El mayordomo les condujo a la sala de estar. Allí encontraron a Daphne, bebiendo un martini seco.
– Queridos -exclamó.
Becky corrió hacia ella, le lanzó los brazos al cuello y ambas se fundieron en un abrazo.
– Por qué no me lo dijiste? -preguntó Becky.
– Mi pequeño secreto. -Daphne se dio unas palmaditas sobre el estómago-. Bien, veo que me llevas la delantera, para variar.
– No tanto. ¿Para cuándo está previsto?
– El doctor Gould ha pronosticado que será para enero. Clarence si es un chico, Clarissa si es una niña. -Sus dos invitados estallaron en carcajadas-. Ni se os ocurra burlaros. Son los nombres de los más distinguidos antepasados de Percy -les dijo, justo cuando su marido entraba en la sala.
– Muy cierto -dijo Percy-, pero que me zurzan si recuerdo lo que hicieron.
– Bienvenido a casa. -Charlie le estrechó la mano.

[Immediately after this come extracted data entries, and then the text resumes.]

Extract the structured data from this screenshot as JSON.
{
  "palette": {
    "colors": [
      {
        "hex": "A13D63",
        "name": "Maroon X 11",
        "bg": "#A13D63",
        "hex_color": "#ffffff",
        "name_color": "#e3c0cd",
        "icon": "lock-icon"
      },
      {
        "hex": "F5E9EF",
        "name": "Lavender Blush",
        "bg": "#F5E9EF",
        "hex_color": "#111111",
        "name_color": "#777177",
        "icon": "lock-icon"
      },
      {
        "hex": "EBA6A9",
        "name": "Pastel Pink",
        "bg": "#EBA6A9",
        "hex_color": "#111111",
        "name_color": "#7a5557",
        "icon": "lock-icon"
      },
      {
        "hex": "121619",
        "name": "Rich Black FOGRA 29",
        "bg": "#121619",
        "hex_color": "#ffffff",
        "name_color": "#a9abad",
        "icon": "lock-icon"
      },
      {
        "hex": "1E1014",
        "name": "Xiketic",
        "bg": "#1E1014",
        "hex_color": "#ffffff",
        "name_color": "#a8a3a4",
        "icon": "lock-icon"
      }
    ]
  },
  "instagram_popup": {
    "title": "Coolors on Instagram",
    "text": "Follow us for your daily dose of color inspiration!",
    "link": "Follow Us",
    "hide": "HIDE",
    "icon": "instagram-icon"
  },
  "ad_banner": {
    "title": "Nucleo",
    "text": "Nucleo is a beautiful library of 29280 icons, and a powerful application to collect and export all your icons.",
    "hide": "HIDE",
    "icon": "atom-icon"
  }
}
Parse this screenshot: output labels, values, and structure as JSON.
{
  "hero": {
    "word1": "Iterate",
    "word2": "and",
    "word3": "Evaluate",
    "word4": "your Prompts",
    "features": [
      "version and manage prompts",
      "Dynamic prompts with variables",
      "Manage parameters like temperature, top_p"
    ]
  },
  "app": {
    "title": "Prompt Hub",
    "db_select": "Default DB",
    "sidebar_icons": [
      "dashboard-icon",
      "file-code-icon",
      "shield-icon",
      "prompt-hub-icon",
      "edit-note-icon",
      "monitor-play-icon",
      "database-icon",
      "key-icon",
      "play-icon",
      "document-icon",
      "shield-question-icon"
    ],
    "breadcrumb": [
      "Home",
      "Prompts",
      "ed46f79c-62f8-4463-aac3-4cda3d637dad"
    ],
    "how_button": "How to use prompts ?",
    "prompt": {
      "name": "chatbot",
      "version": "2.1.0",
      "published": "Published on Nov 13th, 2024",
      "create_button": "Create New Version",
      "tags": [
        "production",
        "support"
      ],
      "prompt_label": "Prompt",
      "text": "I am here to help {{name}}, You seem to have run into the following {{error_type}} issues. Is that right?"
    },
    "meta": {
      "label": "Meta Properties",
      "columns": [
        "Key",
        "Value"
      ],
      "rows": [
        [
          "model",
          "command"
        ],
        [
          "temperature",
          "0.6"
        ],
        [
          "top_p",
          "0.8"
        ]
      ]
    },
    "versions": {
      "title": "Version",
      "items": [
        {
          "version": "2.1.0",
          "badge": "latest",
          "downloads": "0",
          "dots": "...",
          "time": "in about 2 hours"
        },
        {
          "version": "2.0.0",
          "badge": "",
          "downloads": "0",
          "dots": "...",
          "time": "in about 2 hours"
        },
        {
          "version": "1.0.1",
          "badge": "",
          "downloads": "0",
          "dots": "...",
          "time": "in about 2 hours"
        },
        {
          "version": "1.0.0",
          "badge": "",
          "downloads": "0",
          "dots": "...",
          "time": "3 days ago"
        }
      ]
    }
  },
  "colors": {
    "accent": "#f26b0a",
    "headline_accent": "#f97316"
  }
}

– Gracias, Charlie -contestó Percy. Besó a Becky en las dos mejillas-. No me importa deciros que estoy muy contento de volver a veros. -Un criado le tendió un whisky con soda-. Bien, Becky, cuéntame todo lo que habéis hecho, y no ahorres detalles.
Ambos se sentaron en el sofá. Daphne se reunió con Charlie que paseaba lentamente por la sala, examinando los cuadros que colgaban de todas las paredes.
– Los antepasados de Percy -explicó Daphne-. Todos pintados por artistas de segunda fila. Los cambiaría todos por esa reproducción de la Virgen María que tienes en tu salón.
– Este no -dijo Charlie, parándose frente al segundo marqués de Wiltshire.
– Ah, sí, el Holbein. Tienes razón. Pero me temo que se ha desvalorizado mucho desde entonces.
– No sabría decirle, señora -sonrió Charlie-, Sepa usted que mis antepasados no entendían ni jota de cuadros. Pensándolo bien, no creo que el Holbein fuera encargado por los vendedores ambulantes del East End.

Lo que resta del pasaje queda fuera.